AUSTRALIAN CROSS DISABILITY ALLIANCE MEDIA RELEASE
31 August 2015
The Australian Cross Disability Alliance (ACDA) disapproves of aspects of Australia’s migration policy which explicitly discriminates against people who live with medical conditions and disabilities. The ACDA believes that the way in which people with disability are assessed when applying for Australian permanent residency is evidence of this ableism.
People who wish to migrate to Australia are currently subject to the health requirement assessment as outlined in the Migration Act 1958. The Migration Act, however, is exempt from the provisions of the Disability Discrimination Act 1992. This has a severe impact on people with disability as it results in ‘disability’ being viewed, and assessed, through a medical lens. Consequently, people with disability are routinely denied Australian permanent residency because of the perceived cost that has been attributed to their disability or impairment.
“NEDA, is aware of countless cases where people with a disability, or individuals with a family member living with disability, have had their visa application rejected because they failed to meet the health requirements”, said National Ethnic Disability Alliance (NEDA) President Suresh Rajan. “Many of these people have been working, paying taxes or full university fees, and contributing greatly to our multicultural community for a number of years, only to be kicked out of the country because their disability and “worth” is reduced to a percentage and measured by an economic formula.
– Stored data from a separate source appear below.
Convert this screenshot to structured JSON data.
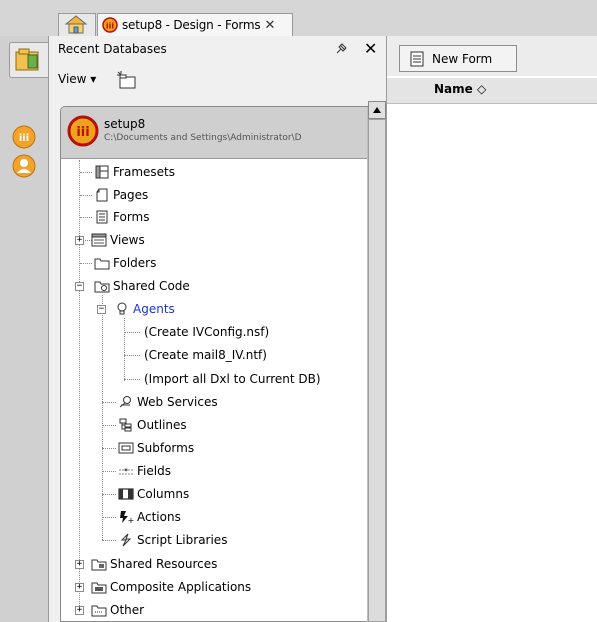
{
  "tabs": {
    "home_icon": "home-icon",
    "design_tab_label": "setup8 - Design - Forms"
  },
  "panel": {
    "title": "Recent Databases",
    "view_menu": "View ▾"
  },
  "database": {
    "name": "setup8",
    "path": "C:\\Documents and Settings\\Administrator\\D"
  },
  "tree": {
    "framesets": "Framesets",
    "pages": "Pages",
    "forms": "Forms",
    "views": "Views",
    "folders": "Folders",
    "shared_code": "Shared Code",
    "agents": "Agents",
    "agent_1": "(Create IVConfig.nsf)",
    "agent_2": "(Create mail8_IV.ntf)",
    "agent_3": "(Import all Dxl to Current DB)",
    "web_services": "Web Services",
    "outlines": "Outlines",
    "subforms": "Subforms",
    "fields": "Fields",
    "columns": "Columns",
    "actions": "Actions",
    "script_libraries": "Script Libraries",
    "shared_resources": "Shared Resources",
    "composite_applications": "Composite Applications",
    "other": "Other"
  },
  "right": {
    "new_form_label": "New Form",
    "column_name": "Name ◇"
  },
  "colors": {
    "selected_text": "#1a33d6",
    "logo": "#e8a12a"
  }
}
They are deemed a potential cost to the Australian community.”
NEDA in reluctant to comment on individual cases, however does state that a number of their constituents are desperate and may soon be forced to leave the country. One recent example of this is the case of Dr Siyat Abdi. Details of his case were covered in the SBS report that can be accessed here. (http://www.sbs.com.au/news/article/2015/08/18/blind-kenyan-father-ordered-leave-australia).
These discriminatory policies not only contradict Australia’s commitment to human rights legislation, such as the UN Convention on the Rights of Persons with Disabilities, but they also have a profound impact on people and families who have been living in our communities, working and contributing to a diverse Australia, all of whom call Australia home”, said Mr Dwayne Cranfield, NEDA CEO.
The ACDA will be engaging with relevant ministers and the Government in regards to this issue, and will be strongly advocating for legislative change that promotes a more inclusive and fair process, and eliminates the discrimination against people with disability within Australian migration policy.